This paper proposes a new framework using physics-informed neural networks (PINNs) to simulate complex structural systems that consist of single and double beams based on Euler-Bernoulli and Timoshenko theory, where the double beams are connected with a Winkler foundation. In particular, forward and inverse problems for the Euler-Bernoulli and Timoshenko partial differential equations (PDEs) are solved using nondimensional equations with the physics-informed loss function.
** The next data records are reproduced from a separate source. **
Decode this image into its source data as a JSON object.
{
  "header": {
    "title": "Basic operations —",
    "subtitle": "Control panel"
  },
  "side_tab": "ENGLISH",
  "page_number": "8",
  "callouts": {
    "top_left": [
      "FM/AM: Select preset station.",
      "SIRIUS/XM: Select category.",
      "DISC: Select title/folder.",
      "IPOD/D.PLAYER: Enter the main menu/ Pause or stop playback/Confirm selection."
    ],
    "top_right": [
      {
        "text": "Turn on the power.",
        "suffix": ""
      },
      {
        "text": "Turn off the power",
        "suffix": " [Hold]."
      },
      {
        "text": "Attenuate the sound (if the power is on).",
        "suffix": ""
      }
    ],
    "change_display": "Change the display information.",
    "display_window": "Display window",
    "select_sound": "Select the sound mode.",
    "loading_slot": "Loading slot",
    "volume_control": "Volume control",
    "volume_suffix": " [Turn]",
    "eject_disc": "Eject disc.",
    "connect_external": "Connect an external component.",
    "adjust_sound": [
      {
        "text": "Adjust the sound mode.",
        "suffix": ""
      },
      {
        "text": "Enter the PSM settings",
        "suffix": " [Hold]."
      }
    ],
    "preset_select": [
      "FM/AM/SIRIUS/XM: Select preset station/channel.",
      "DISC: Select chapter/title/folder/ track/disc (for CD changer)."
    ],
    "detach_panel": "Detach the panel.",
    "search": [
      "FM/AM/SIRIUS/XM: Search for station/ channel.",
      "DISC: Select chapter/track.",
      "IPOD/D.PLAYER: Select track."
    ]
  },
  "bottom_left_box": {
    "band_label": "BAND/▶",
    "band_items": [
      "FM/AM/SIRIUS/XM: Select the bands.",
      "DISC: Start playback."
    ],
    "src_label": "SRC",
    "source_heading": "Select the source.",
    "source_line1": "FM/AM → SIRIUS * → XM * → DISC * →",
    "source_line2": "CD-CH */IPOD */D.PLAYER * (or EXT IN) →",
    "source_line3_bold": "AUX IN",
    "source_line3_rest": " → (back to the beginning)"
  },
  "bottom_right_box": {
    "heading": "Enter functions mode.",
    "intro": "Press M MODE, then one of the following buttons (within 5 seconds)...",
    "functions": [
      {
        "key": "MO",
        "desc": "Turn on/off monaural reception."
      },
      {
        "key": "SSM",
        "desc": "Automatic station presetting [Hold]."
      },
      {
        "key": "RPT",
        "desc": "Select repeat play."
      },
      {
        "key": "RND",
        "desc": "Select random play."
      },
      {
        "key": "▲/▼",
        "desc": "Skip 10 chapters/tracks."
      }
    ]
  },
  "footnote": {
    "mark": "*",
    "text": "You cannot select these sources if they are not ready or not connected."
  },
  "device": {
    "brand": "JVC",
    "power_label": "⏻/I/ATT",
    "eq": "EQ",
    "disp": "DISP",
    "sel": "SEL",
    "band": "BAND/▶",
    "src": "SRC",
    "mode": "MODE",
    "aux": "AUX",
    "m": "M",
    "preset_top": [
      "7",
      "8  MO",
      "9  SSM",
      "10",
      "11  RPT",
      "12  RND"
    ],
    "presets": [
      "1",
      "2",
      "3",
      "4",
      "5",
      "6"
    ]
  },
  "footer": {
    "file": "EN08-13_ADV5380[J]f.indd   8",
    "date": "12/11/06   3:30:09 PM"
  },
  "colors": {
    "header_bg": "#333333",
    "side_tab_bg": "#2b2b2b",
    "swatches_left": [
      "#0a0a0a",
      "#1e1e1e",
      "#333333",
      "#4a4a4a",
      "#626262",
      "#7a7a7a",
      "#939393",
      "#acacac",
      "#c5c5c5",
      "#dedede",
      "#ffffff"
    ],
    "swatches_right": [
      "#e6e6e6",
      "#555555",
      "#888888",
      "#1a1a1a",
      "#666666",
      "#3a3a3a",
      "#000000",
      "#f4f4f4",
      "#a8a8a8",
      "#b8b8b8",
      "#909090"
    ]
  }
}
Higher-order complex beam PDEs are efficiently solved for forward problems to compute the transverse displacements and cross-sectional rotations with less than 1e-3 percent error. Furthermore, inverse problems are robustly solved to determine the unknown dimensionless model parameters and applied force in the entire space-time domain, even in the case of noisy data. The results suggest that PINNs are a promising strategy for solving problems in engineering structures and machines involving beam systems.

翻译：本文提出一种基于物理信息神经网络(PINNs)的新框架，用于模拟由基于欧拉-伯努利和铁木辛柯理论的单梁与双梁组成的复杂结构系统，其中双梁通过温克勒地基连接。特别地，利用无量纲化方程和物理信息损失函数，求解了欧拉-伯努利和铁木辛柯偏微分方程的正问题与反问题。在正问题中，高阶复杂梁偏微分方程得到高效求解，横向位移和截面转角的计算误差小于1e-3%。此外，即使在含噪声数据的情况下，反问题也得到稳健求解，能够确定全时空域中未知的无量纲模型参数及施加的力。结果表明，PINNs是求解涉及梁系统的工程结构与机械问题的一种有前景的策略。